En una de las casetas de la feria, he conseguido una primera edición en buen estado de un libro de Vargas Llosa, Pantaleón y las visitadoras. Lo he adquirido por puro sentimentalismo, pues esa misma primera edición la leí en mis tiempos juveniles en la Barcelona progre de los años setenta. Había leído La ciudad y los perros donde como también en Pantaleón me chocaba el uso descarado del lenguaje, sus estructuras complejas y un talante satírico que no desdeñaba en ningún modo el entretenimiento. Forjado en la linealidad del estilo decimonónico, de un Dostoyevky o un Galdós, el galimatías del peruano no me podía por menos que epatar.
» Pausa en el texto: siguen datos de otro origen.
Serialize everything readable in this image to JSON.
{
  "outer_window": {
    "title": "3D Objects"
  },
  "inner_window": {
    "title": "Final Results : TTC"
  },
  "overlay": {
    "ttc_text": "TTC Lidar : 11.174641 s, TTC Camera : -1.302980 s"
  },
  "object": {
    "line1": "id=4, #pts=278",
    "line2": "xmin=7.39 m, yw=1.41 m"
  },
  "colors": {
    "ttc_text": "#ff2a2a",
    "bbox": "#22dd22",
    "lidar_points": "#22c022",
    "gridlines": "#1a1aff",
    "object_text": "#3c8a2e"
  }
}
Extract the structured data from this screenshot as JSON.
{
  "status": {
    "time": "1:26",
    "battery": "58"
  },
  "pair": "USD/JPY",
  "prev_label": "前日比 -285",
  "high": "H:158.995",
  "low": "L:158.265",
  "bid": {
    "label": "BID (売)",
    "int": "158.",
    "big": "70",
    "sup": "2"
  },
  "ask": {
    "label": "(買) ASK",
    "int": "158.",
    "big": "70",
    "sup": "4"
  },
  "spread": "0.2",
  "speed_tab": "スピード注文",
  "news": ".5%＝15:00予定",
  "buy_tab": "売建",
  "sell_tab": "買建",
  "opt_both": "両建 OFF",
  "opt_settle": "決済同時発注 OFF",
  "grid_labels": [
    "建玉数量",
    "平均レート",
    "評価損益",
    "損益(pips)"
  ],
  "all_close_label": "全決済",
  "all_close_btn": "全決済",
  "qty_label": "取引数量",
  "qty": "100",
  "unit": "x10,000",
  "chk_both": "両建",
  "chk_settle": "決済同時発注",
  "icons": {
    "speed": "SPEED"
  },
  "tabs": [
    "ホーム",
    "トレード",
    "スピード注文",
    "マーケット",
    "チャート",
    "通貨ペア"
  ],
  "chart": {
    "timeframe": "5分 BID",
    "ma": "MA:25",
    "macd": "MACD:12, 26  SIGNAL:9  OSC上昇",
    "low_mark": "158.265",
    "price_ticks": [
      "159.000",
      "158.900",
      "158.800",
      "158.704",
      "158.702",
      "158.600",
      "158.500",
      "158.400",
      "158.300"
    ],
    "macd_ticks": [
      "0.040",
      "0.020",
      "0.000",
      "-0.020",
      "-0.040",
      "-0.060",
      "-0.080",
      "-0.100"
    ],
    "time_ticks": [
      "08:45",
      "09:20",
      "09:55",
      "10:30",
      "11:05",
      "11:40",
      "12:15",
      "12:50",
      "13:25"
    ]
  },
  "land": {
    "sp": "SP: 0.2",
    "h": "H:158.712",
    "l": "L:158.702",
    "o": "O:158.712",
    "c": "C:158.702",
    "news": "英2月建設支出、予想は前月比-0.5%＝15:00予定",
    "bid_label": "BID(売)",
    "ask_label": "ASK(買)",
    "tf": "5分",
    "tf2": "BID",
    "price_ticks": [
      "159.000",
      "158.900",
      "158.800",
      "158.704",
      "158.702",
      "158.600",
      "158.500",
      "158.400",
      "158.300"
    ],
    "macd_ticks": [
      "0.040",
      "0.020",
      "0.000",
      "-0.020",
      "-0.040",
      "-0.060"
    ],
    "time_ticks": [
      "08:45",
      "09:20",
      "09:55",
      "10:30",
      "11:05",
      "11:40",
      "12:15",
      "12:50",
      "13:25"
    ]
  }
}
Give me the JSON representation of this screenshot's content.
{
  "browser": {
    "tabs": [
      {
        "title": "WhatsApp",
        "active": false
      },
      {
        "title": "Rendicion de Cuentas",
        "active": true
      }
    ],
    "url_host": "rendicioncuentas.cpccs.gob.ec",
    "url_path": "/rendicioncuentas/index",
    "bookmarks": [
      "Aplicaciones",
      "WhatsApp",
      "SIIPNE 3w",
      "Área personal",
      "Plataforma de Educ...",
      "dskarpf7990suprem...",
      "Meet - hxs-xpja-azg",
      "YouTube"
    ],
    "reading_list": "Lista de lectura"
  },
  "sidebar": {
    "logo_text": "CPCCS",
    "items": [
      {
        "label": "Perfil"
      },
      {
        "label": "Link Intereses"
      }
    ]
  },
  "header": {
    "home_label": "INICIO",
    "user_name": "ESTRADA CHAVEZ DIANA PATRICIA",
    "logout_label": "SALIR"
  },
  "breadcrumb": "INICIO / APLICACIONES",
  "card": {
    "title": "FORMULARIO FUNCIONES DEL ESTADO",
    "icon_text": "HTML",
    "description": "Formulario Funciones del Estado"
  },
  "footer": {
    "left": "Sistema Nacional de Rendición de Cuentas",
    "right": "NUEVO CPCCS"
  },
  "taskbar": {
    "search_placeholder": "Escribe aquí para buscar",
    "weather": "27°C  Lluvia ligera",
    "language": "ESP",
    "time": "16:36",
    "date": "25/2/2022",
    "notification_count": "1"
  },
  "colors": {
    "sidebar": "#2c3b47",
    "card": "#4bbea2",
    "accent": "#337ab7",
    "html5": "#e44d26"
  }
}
Ahora que la tengo, no sé si volveré a su lectura como a una recherché de los libros perdidos, pero me gusta tentarlos en la placidez de mi biblioteca.
Oigo en YouTube una entrevista de Dragó a Jaime Bayly; desconocía todo de este escritor, pero se le reconoce en la excentricidad propia del oficio. La entrevista más que de literatura, hablaba de rencillas profesionales, de celos y de envidias que se urden en el entramado de la fábula. Pretender conseguir del estilo el mendrugo diario me parece todo una proeza, y adquirir con el mismo una posición social envidiable un sueño de la especie de los de Walt Disney. Resignarme a no traducir a dinero mis cualidades literarias me parece una disposición positiva y una medida de lo más saneada.